Meiner persönlichen Idee von einem guten Miteinander kommt das absolut gelegen, manch anderer mag daran jedoch Anstoß nehmen. Vielleicht. Letztendlich ist es aber auch nicht von Belang, da solche, die die beiden Vorgängerteile bereits verachtenswert oder auch schlichtweg unlustig fanden, sich wohl kaum ins Kino stürzen werden, um „Fack Ju Göhte 3“ zu schauen. Wer es dennoch tut, hat es irgendwie auch nicht besser verdient.

An der Perspektive der Filmemacher und dem allgemein angezieltem Humor hat sich nämlich rein gar nichts verändert. Die Gags sind in gewisser Weise andere und Ausgangssituationen haben sich leicht verschoben, hinter der Fassade steht aber immer noch das gleiche Konstrukt wie eh und je. Was im Klartext bedeutet, dass dieser Film von Bora Dagtekin („Fack Ju Göhte“, „Türkisch für Anfänger“, „Wo ist Fred?“) weder sonderlich nett, geschweige denn politisch korrekt ist.
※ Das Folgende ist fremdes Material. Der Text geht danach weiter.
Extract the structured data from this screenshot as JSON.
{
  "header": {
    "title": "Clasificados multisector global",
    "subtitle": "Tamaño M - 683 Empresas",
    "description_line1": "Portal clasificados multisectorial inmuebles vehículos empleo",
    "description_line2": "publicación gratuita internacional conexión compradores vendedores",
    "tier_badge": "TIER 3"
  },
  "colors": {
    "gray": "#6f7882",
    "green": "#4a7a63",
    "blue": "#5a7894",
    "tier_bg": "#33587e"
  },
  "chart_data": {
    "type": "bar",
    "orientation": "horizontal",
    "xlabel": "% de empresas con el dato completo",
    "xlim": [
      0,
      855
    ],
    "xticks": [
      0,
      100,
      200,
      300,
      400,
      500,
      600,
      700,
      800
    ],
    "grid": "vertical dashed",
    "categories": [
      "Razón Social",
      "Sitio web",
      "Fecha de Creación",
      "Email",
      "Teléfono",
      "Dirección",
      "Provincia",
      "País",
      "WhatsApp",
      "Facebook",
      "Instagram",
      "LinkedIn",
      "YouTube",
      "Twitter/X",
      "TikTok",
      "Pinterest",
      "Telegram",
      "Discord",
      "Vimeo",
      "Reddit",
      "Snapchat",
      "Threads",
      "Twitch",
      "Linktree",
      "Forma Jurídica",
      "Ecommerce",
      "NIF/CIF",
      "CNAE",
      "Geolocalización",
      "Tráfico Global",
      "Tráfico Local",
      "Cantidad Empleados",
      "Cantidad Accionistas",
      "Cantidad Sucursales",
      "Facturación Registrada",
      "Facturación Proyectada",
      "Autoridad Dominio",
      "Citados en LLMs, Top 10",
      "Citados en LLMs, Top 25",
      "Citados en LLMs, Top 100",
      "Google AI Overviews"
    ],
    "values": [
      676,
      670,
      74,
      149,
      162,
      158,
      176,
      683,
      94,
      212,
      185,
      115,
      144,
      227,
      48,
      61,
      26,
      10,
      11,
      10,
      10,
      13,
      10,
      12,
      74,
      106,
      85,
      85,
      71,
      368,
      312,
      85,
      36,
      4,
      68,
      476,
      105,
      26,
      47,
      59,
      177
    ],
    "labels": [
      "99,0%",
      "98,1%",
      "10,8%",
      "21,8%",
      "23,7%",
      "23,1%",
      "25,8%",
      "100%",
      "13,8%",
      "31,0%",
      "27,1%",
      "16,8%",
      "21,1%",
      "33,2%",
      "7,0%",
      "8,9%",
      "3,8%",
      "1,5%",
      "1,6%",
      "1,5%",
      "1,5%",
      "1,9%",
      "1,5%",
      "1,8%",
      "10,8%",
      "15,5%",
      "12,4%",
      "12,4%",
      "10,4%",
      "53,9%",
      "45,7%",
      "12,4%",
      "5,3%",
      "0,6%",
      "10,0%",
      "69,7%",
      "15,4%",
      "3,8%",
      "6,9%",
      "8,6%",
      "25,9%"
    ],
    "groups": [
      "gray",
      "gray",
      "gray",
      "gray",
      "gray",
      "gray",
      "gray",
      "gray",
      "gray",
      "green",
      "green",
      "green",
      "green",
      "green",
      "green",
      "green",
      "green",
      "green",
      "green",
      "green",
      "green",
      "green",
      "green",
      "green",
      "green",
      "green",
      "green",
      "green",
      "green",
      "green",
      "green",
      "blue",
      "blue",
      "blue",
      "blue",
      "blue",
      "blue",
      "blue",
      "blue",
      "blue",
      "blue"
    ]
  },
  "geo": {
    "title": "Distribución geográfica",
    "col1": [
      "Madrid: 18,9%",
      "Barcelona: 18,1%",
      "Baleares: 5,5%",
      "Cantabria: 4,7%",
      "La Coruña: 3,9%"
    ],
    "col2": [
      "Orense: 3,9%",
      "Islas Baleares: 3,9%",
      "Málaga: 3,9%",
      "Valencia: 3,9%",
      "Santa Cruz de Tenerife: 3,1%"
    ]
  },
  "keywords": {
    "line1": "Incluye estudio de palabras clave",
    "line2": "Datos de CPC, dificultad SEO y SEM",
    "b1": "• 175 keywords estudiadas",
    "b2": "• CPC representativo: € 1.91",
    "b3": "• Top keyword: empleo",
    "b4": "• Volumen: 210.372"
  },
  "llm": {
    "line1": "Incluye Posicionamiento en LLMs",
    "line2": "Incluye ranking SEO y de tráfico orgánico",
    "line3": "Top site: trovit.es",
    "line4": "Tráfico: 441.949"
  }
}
Die gleiche Chemie ist es, die hier sämtliche positive Faktoren ausmacht, welche bereits in Teil 1 und 2 gewirkt hat. Der einzige Unterschied besteht darin, dass die jüngeren Darsteller in diesem Werk durchaus bessere Schauspieler geworden sind. Nicht, dass dieser Umstand sonderlich viel bedeuten mag - für manch einen vielleicht auch gar nicht - so ist es jedoch ein wesentlicher Bestandteil für den Erfolg, den auch dieser Teil haben wird.

Andere Bereiche leiden unter akuter Atemnot. Fehlendem Einfallsreichtum. Zu wenig Popo in der Hose, um sich mal auf unbekannte Pfade zu wagen. „Fack Ju Göhte 3“ kaut das gleiche Prinzip zum dritten Mal durch, welches bereits während der Sichtung von „Fack Ju Göhte 2“ fad‘ und gammelig zu schmecken begann. Traurige Querverweise auf aktuelle, politische Situationen inklusive; möglicherweise sogar exklusiv.

Der Herr der erwarteten Wendungen

Zeki Müller (Elyas M'Barek) will nicht wirklich Lehrer sein, nichtsdestoweniger hat er seinen Dummi-Club durchaus lieb. Seine Bande aus unerziehbaren Abziehbildchen fühlt sich an irgend einem Punkt in der Geschichte von ihrem Vorbild und Mentor betrogen. Man verträgt sich. Das Feuer wird neu in Zeki entfacht und — tadaaa — er möchte Lehrer bleiben. Wunderbar. So wird es uns wenigstens erspart, das Gehirn aus dem Tiefschlaf zu holen. Wer im ersten Teil dieser Trilogie einschläft und erst jetzt wieder wach geworden ist, hat zumindest inhaltstechnisch nichts verpasst.

Aber was besprechen wir hier? Einen Krimi oder einen historischen Anti-Kriegsfilm? Nein. Es ist eine Komödie. Gesellschaftskritisch, offen und bei weitem ehrlicher, als es manch einem lieb sein dürfte. „Fack Ju Göhte 3“ besticht wie seine Vorgänger darin, gezielt und mit verblüffender Leichtigkeit auszusprechen, was in Angst vor psychologischen Wunden irgendeiner Art zum Tabu wurde. Klischees und Schubladen-Charaktere, die der Wahrheit näher kommen als manch bitterböse Hommage ans Leben dies je könnte.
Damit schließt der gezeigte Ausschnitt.